The company's total loss for the six months ended 30 June was £0.9m, down from a profit of £0.9m in the same period last year, as an 11% increase in revenues to £28.2m was offset by a 22% increase in cost of sales.
At 30 June the company had cash and cash equivalents of £25.8m, up from £6m at the same point last year.
Tony Steels, chief executive, said: "It's been a mixed start to the year, with good progress in a number of areas, counter-balanced by delays in two legacy contracts. I am disappointed that the momentum built in the previous year has been slowed due to the current business environment with investment decisions taking longer to conclude."
The two legacy contracts, which contributed to a reduced gross margin from £7.1m to £5.9m, where "technically difficult", with one requiring a hand-packaged feel and the other involving a healthcare device production line of high complexity.

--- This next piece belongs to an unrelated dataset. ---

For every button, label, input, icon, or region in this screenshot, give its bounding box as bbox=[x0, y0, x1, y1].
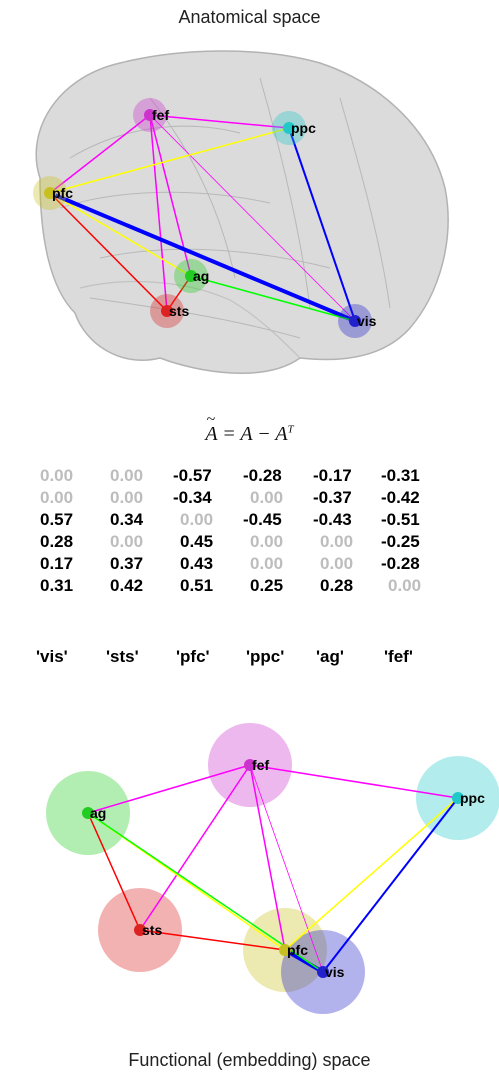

The company also points to "general economic uncertainty", undoubtedly catalysed by the current standing of Brexit negotiations, as the culprit for the slowdown in business.
"Since the end of June a significant value order was secured for delivery in 2019 which gives us further confidence that the strategic objectives will deliver long term revenue growth. The fundamentals of our business remain strong, we are well capitalised, and fully focused on executing our strategic plan," said Steels.
MPAC Group's shares were up 2.10% at 121.50p at 0918 BST.